BUMN Farmasi Ini Bikin Kejutan, Laba Melonjak 542%!
Agroplus – Dunia farmasi tanah air dikejutkan dengan sebuah capaian gemilang dari PT Phapros Tbk (PEHA), emiten farmasi pelat merah. Perusahaan ini berhasil membukukan laba bersih sebesar Rp15,29 miliar pada semester I tahun 2026, sebuah angka yang melambung tinggi hingga 542,43% dibandingkan periode yang sama tahun sebelumnya yang hanya Rp2,38 miliar. Kenaikan fantastis ini juga tercermin pada laba per saham dasar yang melesat signifikan dari Rp3 menjadi Rp18.

Pencapaian luar biasa ini tak lepas dari fondasi penjualan bersih yang semakin kokoh. Phapros sukses mencatatkan penjualan sebesar Rp482,85 miliar, menunjukkan surplus yang signifikan dari posisi Rp458,23 miliar pada semester pertama tahun sebelumnya. Meskipun beban pokok penjualan juga mengalami peningkatan menjadi Rp239,35 miliar dari Rp238,46 miliar, perusahaan tetap mampu menjaga dan bahkan meningkatkan profitabilitasnya. Hal ini terlihat dari laba kotor yang melonjak menjadi Rp243,49 miliar, jauh di atas Rp219,76 miliar yang tercatat sebelumnya.
Menurut Intan Abdams Katoppo, Direktur Utama PT Phapros Tbk, performa impresif ini merupakan buah dari kombinasi beberapa faktor kunci. "Pertumbuhan kinerja Phapros pada paruh pertama 2026 ditopang oleh kenaikan penjualan yang solid, perbaikan margin laba kotor berkat strategi perbaikan portofolio produk, serta efisiensi operasional yang ketat dalam proses produksi di pabrik kami," jelas Intan pada Senin (31/8/2026).
Intan menambahkan, kinerja cemerlang ini dicapai melalui implementasi strategi komprehensif yang dijalankan perusahaan. Strategi tersebut meliputi penguatan finansial yang sehat dan berkelanjutan, pengendalian biaya yang lebih terukur, strategi peningkatan kepuasan pelanggan, penguatan portofolio produk, transformasi sistem dan proses bisnis, serta optimalisasi sumber daya manusia dan budaya perusahaan.
"Phapros berhasil menjaga tren pertumbuhan kinerja keuangan. Kami optimistis bahwa kinerja laba Phapros akan terus bertumbuh lebih dari dua digit hingga akhir tahun 2026," tegas Intan.

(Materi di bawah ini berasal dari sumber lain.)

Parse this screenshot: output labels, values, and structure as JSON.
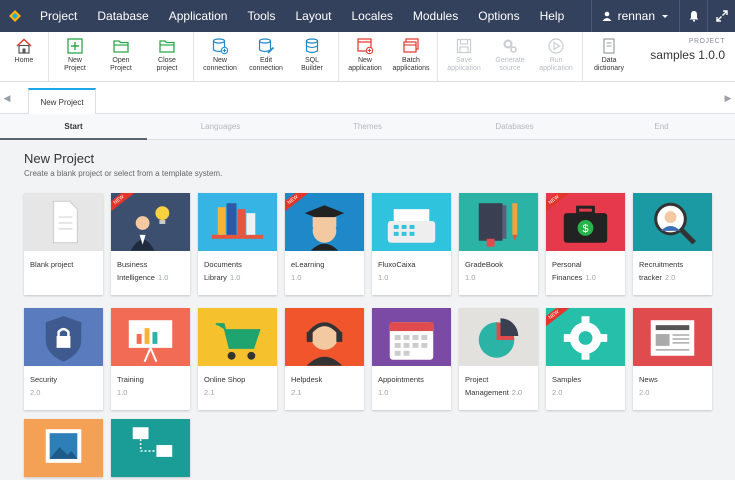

Untuk mencapai target tersebut, perusahaan akan konsisten menjalankan strategi untuk terus memperkuat inovasi dan profitabilitas, demi memberikan nilai tambah bagi para pemegang saham dan berkontribusi pada peningkatan kesehatan masyarakat Indonesia.
Meskipun demikian, ada beberapa dinamika lain yang patut dicermati. Beban usaha Phapros memang menunjukkan peningkatan menjadi Rp200,18 miliar dari Rp180,93 miliar. Namun, kabar baik datang dari pendapatan lain-lain yang meroket tajam dari posisi minus Rp3,76 miliar menjadi Rp250 juta. Perubahan ini turut mendorong laba usaha Phapros melonjak menjadi Rp43,55 miliar dari Rp35,06 miliar. Di sisi lain, penghasilan keuangan juga menanjak menjadi Rp1,25 miliar dari Rp340,79 juta, sementara beban keuangan justru menyusut menjadi Rp22,86 miliar dari Rp24,73 miliar, menunjukkan pengelolaan keuangan yang lebih efisien.
Dari sisi neraca, jumlah ekuitas perusahaan terakumulasi senilai Rp438,23 miliar, mengalami peningkatan dari Rp427,47 miliar pada akhir tahun sebelumnya. Kendati demikian, total liabilitas juga menunjukkan peningkatan menjadi Rp1,01 triliun dari Rp959,7 miliar pada akhir 2025. Dengan demikian, total aset Phapros tercatat sebesar Rp1,45 triliun, mengalami lonjakan signifikan dari Rp1,38 triliun di akhir tahun lalu, menunjukkan ekspansi dan pertumbuhan yang sehat.